Question

0.5 g of fuming sulphuric acid (H$_2$SO$_4$+SO$_3$), called oleum, is diluted with water. This solution is completely neutralised at 26.7 ml of 0.4 M NaOH. Find the percentage of free SO$_3$ in the sample solution.
A. 20.73%
B. 43.80%
C. 79.27%
D. 60.74%

Answer 1

Hint: This question is based on the mole concept. Find out the equivalence weight of molecules included in the composition of oleum. Then you can calculate the total number of equivalents, and then percentage can be calculated.

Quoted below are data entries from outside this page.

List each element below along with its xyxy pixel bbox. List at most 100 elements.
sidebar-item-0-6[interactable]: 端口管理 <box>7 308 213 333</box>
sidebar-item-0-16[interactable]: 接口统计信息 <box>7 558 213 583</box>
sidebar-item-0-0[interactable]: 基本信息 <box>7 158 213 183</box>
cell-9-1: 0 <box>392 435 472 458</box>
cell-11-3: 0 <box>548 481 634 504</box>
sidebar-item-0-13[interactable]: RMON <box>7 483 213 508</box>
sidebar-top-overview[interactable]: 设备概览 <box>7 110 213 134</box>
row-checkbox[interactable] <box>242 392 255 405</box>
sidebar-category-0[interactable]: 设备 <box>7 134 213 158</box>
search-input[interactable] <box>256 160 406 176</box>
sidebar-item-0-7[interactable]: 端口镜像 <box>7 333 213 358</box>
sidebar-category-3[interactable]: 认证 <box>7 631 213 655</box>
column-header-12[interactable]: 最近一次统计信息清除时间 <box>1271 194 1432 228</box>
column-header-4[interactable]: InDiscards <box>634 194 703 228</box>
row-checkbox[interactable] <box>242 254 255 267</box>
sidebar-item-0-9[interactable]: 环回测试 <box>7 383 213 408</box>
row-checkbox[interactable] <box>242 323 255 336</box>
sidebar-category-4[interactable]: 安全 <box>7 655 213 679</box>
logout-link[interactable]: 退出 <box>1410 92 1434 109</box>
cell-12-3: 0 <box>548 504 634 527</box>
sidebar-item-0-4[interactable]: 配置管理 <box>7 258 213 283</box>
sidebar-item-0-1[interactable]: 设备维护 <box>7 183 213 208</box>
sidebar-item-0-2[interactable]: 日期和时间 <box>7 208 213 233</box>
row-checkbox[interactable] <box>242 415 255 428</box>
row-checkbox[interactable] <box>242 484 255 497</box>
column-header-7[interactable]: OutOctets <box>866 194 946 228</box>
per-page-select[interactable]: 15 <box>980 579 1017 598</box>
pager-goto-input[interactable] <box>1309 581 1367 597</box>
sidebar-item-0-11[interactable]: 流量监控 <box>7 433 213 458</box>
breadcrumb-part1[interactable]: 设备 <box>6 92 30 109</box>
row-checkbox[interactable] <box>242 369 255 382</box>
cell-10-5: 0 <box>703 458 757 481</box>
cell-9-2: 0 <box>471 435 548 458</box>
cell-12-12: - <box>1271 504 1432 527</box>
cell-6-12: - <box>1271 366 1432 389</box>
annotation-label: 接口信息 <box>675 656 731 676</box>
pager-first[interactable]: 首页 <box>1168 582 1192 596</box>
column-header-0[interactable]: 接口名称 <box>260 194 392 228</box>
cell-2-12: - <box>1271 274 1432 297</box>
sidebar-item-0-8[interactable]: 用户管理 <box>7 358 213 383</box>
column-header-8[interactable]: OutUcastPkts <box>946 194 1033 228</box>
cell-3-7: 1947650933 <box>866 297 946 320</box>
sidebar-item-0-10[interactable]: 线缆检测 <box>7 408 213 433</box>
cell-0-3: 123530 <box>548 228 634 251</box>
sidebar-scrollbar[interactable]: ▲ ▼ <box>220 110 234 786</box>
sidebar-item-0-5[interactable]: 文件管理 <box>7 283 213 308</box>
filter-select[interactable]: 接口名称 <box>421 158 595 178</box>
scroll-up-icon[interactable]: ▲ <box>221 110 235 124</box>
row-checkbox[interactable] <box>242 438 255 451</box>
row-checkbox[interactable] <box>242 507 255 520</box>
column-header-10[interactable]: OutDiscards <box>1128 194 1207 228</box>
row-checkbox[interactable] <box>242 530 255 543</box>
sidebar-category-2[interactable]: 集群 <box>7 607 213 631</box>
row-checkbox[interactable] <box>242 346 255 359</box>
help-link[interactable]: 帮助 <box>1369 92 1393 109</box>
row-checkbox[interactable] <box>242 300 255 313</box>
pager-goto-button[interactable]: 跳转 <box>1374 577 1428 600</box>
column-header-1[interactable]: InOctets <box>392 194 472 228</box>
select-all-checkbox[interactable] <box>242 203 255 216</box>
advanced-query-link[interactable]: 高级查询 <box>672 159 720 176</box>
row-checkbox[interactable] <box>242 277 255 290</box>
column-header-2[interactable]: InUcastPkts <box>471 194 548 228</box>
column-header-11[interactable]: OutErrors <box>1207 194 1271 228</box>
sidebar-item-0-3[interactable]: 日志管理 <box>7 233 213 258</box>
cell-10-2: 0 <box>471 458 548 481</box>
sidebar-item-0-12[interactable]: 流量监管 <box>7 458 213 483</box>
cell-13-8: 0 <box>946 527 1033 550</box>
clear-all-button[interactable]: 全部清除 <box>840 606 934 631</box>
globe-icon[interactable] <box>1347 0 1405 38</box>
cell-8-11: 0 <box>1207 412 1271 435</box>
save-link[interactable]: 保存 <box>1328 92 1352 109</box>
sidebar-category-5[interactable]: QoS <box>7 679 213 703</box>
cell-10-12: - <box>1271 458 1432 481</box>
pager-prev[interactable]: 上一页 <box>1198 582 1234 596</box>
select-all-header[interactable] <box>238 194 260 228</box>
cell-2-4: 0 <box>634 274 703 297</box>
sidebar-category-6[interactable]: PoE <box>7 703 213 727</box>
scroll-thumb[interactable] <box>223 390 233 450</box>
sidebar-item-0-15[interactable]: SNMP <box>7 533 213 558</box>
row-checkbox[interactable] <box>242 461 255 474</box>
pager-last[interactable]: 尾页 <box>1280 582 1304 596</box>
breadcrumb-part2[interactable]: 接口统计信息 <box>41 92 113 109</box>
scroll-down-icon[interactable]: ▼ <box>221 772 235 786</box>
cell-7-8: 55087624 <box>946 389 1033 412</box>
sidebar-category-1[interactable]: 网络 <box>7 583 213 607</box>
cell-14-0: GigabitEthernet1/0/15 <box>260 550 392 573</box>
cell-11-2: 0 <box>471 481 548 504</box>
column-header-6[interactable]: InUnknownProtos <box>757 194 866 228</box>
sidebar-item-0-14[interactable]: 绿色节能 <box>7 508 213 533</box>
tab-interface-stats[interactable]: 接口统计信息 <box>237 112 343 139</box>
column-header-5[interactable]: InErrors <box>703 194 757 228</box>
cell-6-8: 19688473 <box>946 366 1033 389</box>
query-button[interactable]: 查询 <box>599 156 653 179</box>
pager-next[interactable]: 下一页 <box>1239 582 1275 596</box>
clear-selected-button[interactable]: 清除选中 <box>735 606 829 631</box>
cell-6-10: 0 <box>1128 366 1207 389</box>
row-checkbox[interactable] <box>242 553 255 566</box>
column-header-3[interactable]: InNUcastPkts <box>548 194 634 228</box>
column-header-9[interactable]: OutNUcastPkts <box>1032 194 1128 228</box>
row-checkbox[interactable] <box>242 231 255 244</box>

Complete step by step answer:
First, we know that oleum consists of sulphuric acid (H$_2$SO$_4$), and free SO$_3$. The amount of fuming sulphuric acid used to perform the reaction is given i.e. 0.5 g.
So, let us consider the mass of SO$_3$ in the given sample of oleum be x g.
Then, the mass of sulphuric acid will be equal to (0.5-x) g.
Now, if we calculate the equivalent weight of SO$_3$, then the molecular weight of SO$_3$ is 80. Thus, equivalent weight = 80/2 = 40
 Similarly, for sulphuric acid, the molecular weight is 98. Then, equivalent weight = 98/2 = 49
Thus, no. of g equivalents for SO$_3$ = $\dfrac{x}{40}$;
No. of g equivalents for H$_2$SO$_4$= $\dfrac{0.5-x}{49}$
Therefore, total no. of g equivalents = $\dfrac{x}{40}$ + $\dfrac{0.5-x}{49}$
According to the question, 26.7 ml of 0.4 N NaOH will have $\dfrac{0.4}{1000}$ $\times$ 26.7 equivalents of NaOH.
Now, if we equalise the no. of g equivalents of oleum, and NaOH, at the equivalence point; then $\dfrac{0.4}{1000}$ $\times$ 26.7= $\dfrac{x}{40}$ + $\dfrac{0.5-x}{49}$.
By calculating we get x = 0.1036
Therefore, % of free SO$_3$ = $\dfrac{0.1036}{0.5}$ $\times$ 100= 20.72 %
Thus, % of free SO$_3$ in the sample solution is 20.72%. The correct option is (A).

Note: Don’t get confused while calculating the percentage. Just move step by step as shown. The equivalents for the composition of oleum will be considered different in the terms of mass, as we have to calculate the percentage of SO$_3$.